The keynote from Paul Maritz at VMworld last week marked a new era in VMware's evolution as a company and - more importantly - some important turning points in the virtualisation space.
Paul's keynote hit some of the important points we (Burton Group) were looking for from the new CEO, including what VMware can do to address the competition that Microsoft is bringing to their doorstep including: own the cloud, partner in management to make virtualisation part of the larger management ecosystem, make the OS irrelevant (VMware needs to do some work here), increase virtualisation activities outside of server virtualisation (increase client virtualisation focus). Paul put some "stakes in the ground" that are some of the right steps to address competitive issues with Microsoft.
Maritz's keynote mentioned 3 focus areas for VMware:
- Internal Cloud
- Scale to external resources (external cloud)
- User/People Centric computing
Each of these focus areas translated into 3 initiatives for VMWare:
- Virtual Data Center Operating System (VDC-OS
Notice a theme? Let's look at each of these for a second...
Virtual Data Centre Operating System (VDC-OS) is not an operating system in the traditional sense. It's more of an operating environment. It's VMware's way of creating and owning the virtual data centre environment, top to bottom. The VDC-OS consists of 4 basic parts. At the lowest level, the VDC model consists of physical infrastructure that is potentially housed in both a local/internal data centre and an outside/external data centre.
The next layer was the core of the VDC-OS consisting of Infrastructure vServices (vCompute, vStorage, vNetwork) and Application vServices (Availability, Security, Scalability). The idea is that the Infrastructure vServices abstract away the physical infrastructure underneath (whether internal or external cloud) from the Application vServices, thereby freeing applications (highest layer) and their services (availability, security, scalability) from the constrains of the physical infrastructure. Both the Infrastructure and Application vServices consists of smaller parts (also VMware initiatives) that are interesting unto themselves. For example, in the vNetworking space, VMware is teaming up with Cisco to create a virtual switching infrastructure (Cisco announced the Nexus 1000 product) that provides a virtual switch across multiple physical machines.
The next layer is the Management vServices layer (on the side, but spanning all of the other layers) to manage both applications and the infrastructure. VMware announced a deeper partnership with BMC and integration with BMC orchestration...another checkmark on the competitive strategy list. The last layer, above the core VDC-OS, is the guest OS and application layer which ultimately use this environment.

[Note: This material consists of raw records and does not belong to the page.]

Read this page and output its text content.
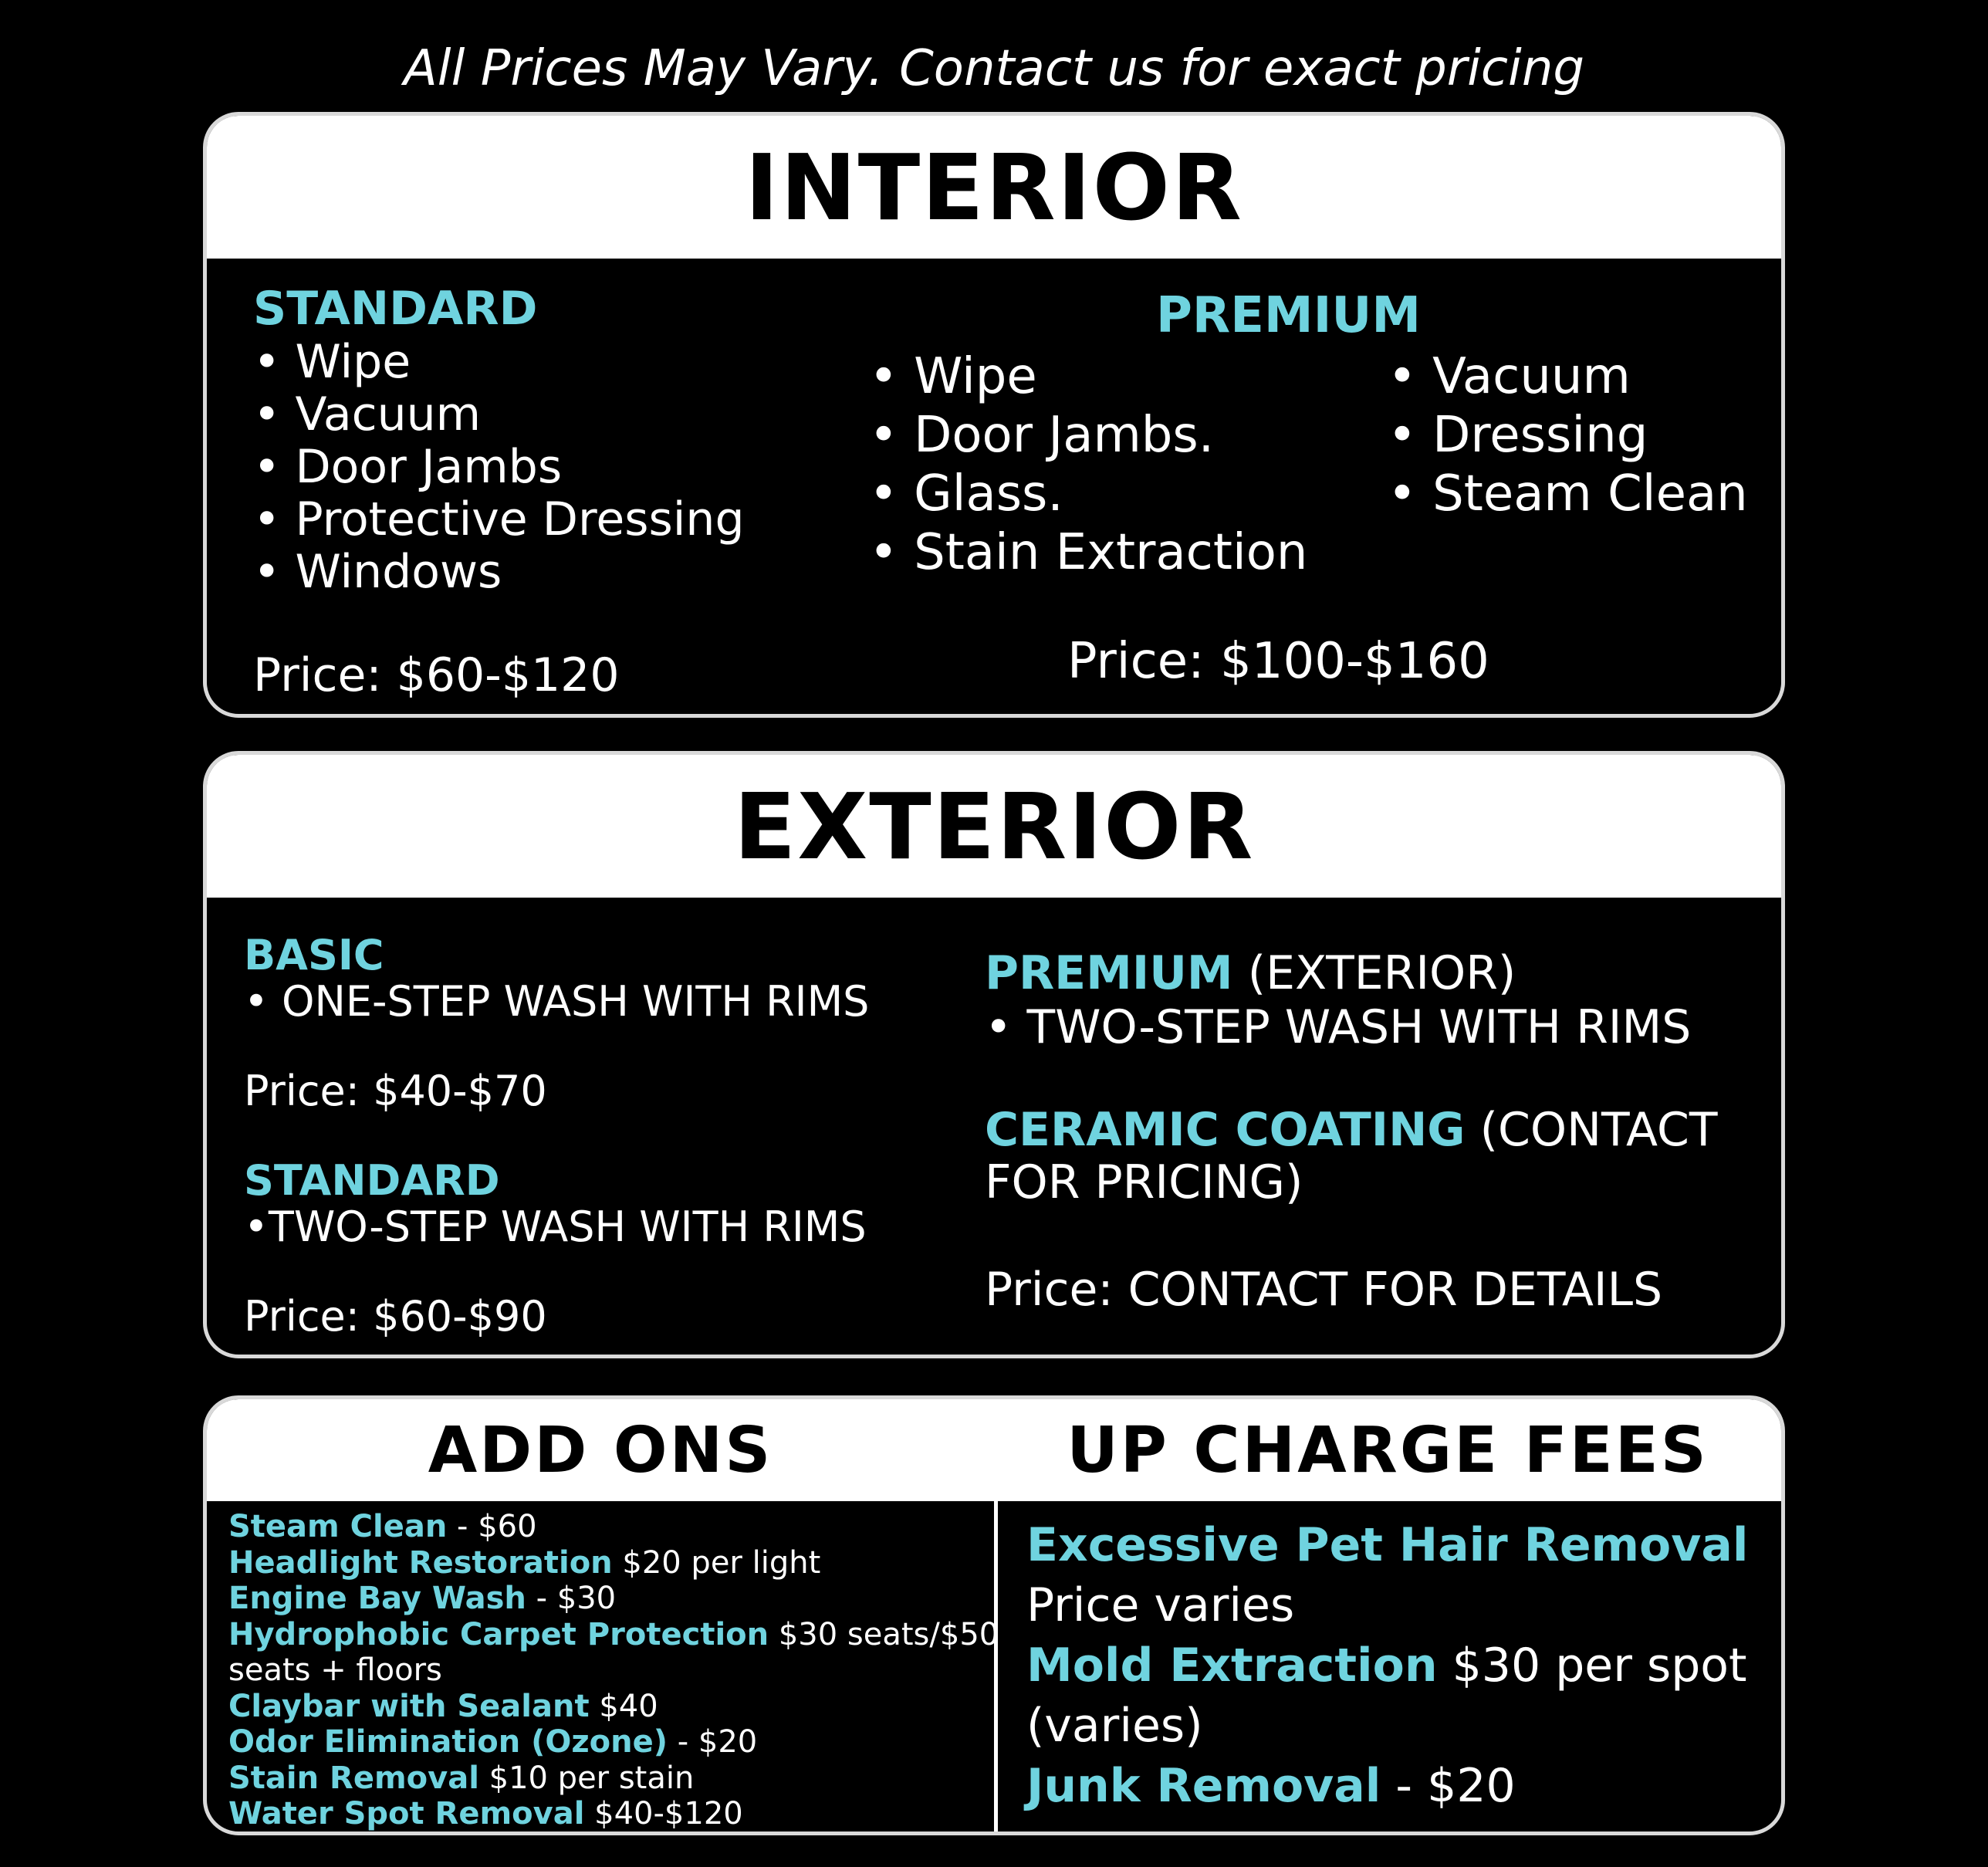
All Prices May Vary. Contact us for exact pricing
INTERIOR
STANDARD
• Wipe
• Vacuum
• Door Jambs
• Protective Dressing
• Windows
Price: $60-$120
PREMIUM
• Wipe
• Door Jambs.
• Glass.
• Stain Extraction
• Vacuum
• Dressing
• Steam Clean
Price: $100-$160
EXTERIOR
BASIC
• ONE-STEP WASH WITH RIMS
Price: $40-$70
STANDARD
•TWO-STEP WASH WITH RIMS
Price: $60-$90
PREMIUM (EXTERIOR)
• TWO-STEP WASH WITH RIMS
CERAMIC COATING (CONTACT FOR PRICING)
Price: CONTACT FOR DETAILS
ADD ONS	UP CHARGE FEES
Steam Clean - $60
Headlight Restoration $20 per light
Engine Bay Wash - $30
Hydrophobic Carpet Protection $30 seats/$50
seats + floors
Claybar with Sealant $40
Odor Elimination (Ozone) - $20
Stain Removal $10 per stain
Water Spot Removal $40-$120
Excessive Pet Hair Removal
Price varies
Mold Extraction $30 per spot (varies)
Junk Removal - $20
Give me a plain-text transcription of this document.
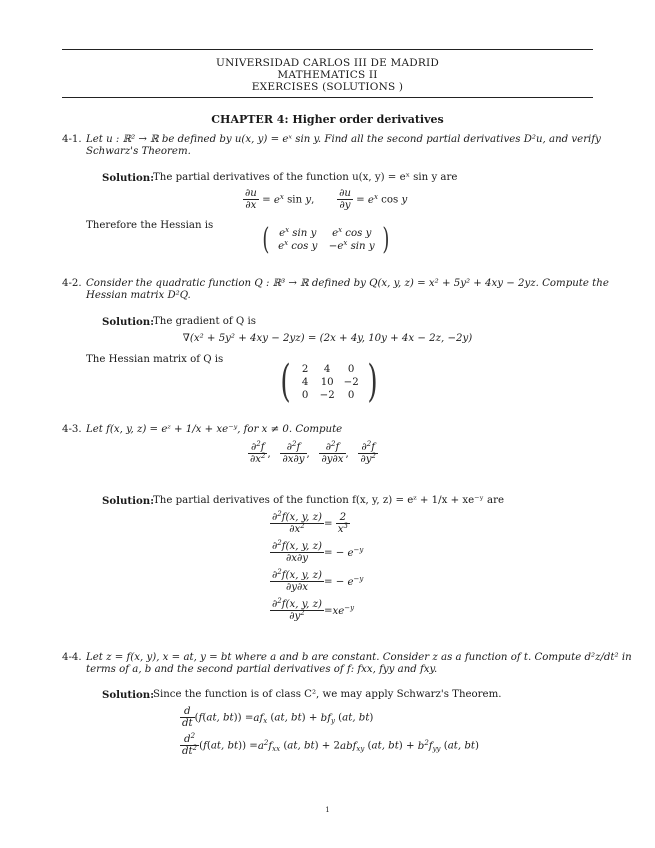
UNIVERSIDAD CARLOS III DE MADRID
MATHEMATICS II
EXERCISES (SOLUTIONS )
CHAPTER 4: Higher order derivatives
4-1. Let u : ℝ² → ℝ be defined by u(x, y) = eˣ sin y. Find all the second partial derivatives D²u, and verify
Schwarz's Theorem.
Solution: The partial derivatives of the function u(x, y) = eˣ sin y are
$\frac{\partial u}{\partial x} = e^x$ sin y, $\frac{\partial u}{\partial y} = e^x$ cos y
Therefore the Hessian is ( $e^x$ sin y	$e^x$ cos y
$e^x$ cos y	$-e^x$ sin y )
4-2. Consider the quadratic function Q : ℝ³ → ℝ defined by Q(x, y, z) = x² + 5y² + 4xy − 2yz. Compute the
Hessian matrix D²Q.
Solution: The gradient of Q is
∇(x² + 5y² + 4xy − 2yz) = (2x + 4y, 10y + 4x − 2z, −2y)
The Hessian matrix of Q is (	2	4	0
4	10 −2
0	−2	0 )
4-3. Let f(x, y, z) = eᶻ + 1/x + xe⁻ʸ, for x ≠ 0. Compute
$\frac{\partial^2f}{\partial x^2}$ , $\frac{\partial^2f}{\partial x\partial y}$ , $\frac{\partial^2f}{\partial y\partial x}$ , $\frac{\partial^2f}{\partial y^2}$
Solution: The partial derivatives of the function f(x, y, z) = eᶻ + 1/x + xe⁻ʸ are
$\frac{\partial^2f(x, y, z)}{\partial x^2} = \frac{2}{x^3}$
$\frac{\partial^2f(x, y, z)}{\partial x\partial y}$ = − $e^{-y}$
$\frac{\partial^2f(x, y, z)}{\partial y\partial x}$ = − $e^{-y}$
$\frac{\partial^2f(x, y, z)}{\partial y^2} =xe^{-y}$
4-4. Let z = f(x, y), x = at, y = bt where a and b are constant. Consider z as a function of t. Compute d²z/dt² in
terms of a, b and the second partial derivatives of f: fxx, fyy and fxy.
Solution: Since the function is of class C², we may apply Schwarz's Theorem.
$\frac{d}{dt} (f(at$, $bt)) =af_x$ (at, $bt) + bf_y$ (at, bt)
$\frac{d^2}{dt^2} (f(at$, $bt)) =a^2f_{xx}$ (at, bt) + 2abf$_{xy}$ (at, $bt) + b^2f_{yy}$ (at, bt)
1
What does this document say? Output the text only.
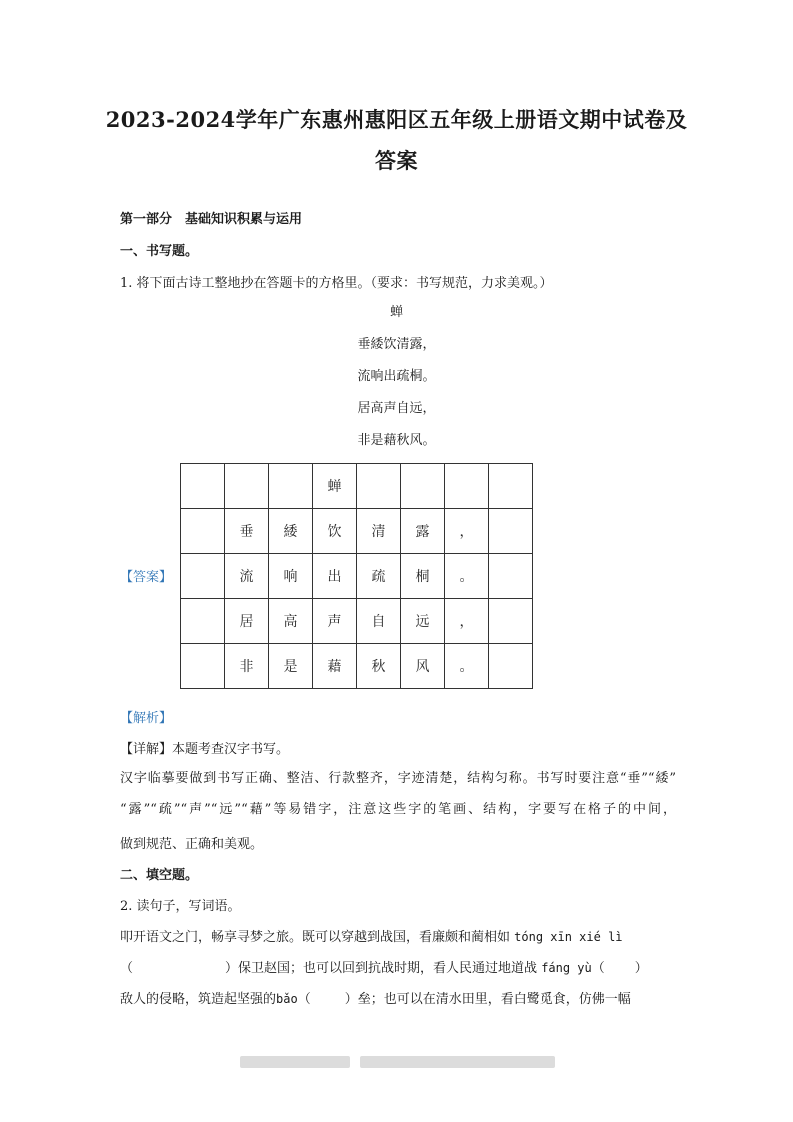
2023-2024学年广东惠州惠阳区五年级上册语文期中试卷及
答案
第一部分　基础知识积累与运用
一、书写题。
1. 将下面古诗工整地抄在答题卡的方格里。（要求：书写规范，力求美观。）
蝉
垂緌饮清露，
流响出疏桐。
居高声自远，
非是藉秋风。
【答案】
			蝉				
	垂	緌	饮	清	露	，	
	流	响	出	疏	桐	。	
	居	高	声	自	远	，	
	非	是	藉	秋	风	。	
【解析】
【详解】本题考查汉字书写。
汉字临摹要做到书写正确、整洁、行款整齐，字迹清楚，结构匀称。书写时要注意“垂”“緌”
“露”“疏”“声”“远”“藉”等易错字，注意这些字的笔画、结构，字要写在格子的中间，
做到规范、正确和美观。
二、填空题。
2. 读句子，写词语。
叩开语文之门，畅享寻梦之旅。既可以穿越到战国，看廉颇和蔺相如 tóng xīn xié lì
（	）保卫赵国；也可以回到抗战时期，看人民通过地道战 fáng yù（ ）
敌人的侵略，筑造起坚强的bǎo（	）垒；也可以在清水田里，看白鹭觅食，仿佛一幅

The next initiative is vCloud. vCloud is less well defined than VDC-OS, but VMware has big plans there. The idea is to create an environment that is conducive for moving VM's between internal and external cloud services. At first, consistency between the two clouds is required....call it a certification programme (in fact VMware is already quasi-termed it "VMware approved" environments) that ensures enough consistency between the customer and service provider environments to produce mobility. But as time marches on, VMware is relying on standardization of the VM and metadata (Open Virtual Machine Format - OVF) and a set of new APIs to create compatibility that can automate application mobility between the clouds without forcing manual environment consistency. As you can imagine, several services providers (VMware has over 100 service provider partners) are lining up to create this mobile workload environment.
The last initative is vClient. The idea here is to create an environment where desktops follow the user, rather than tying users to a single device. Using a small "bare metal hypervisor" (VMware's term)VMware VDI can stream down a VM to the client that is tailored for a specific user. VMware attempted to demonstrate this functionality on stage. They used several devices to show how a user's environment could be put on any device, but the demo went so fast, it was hard to see the effect. The smallest devices (and the most mobile) were on stage, but strangely not part of the demo.
I met with Paul back in July and told him that - fair or unfair - he will be judged by his ability to articulate a clear competitive strategy against Microsoft. He has done that - save one (make the OS irrelevant). But I think Paul accomplished his mission. Now, it's all about execution. The degree to which VMware is successful in the market is directly correlated to the degree to which they execute on many of the strategy points Paul has laid out. Should be fun to watch.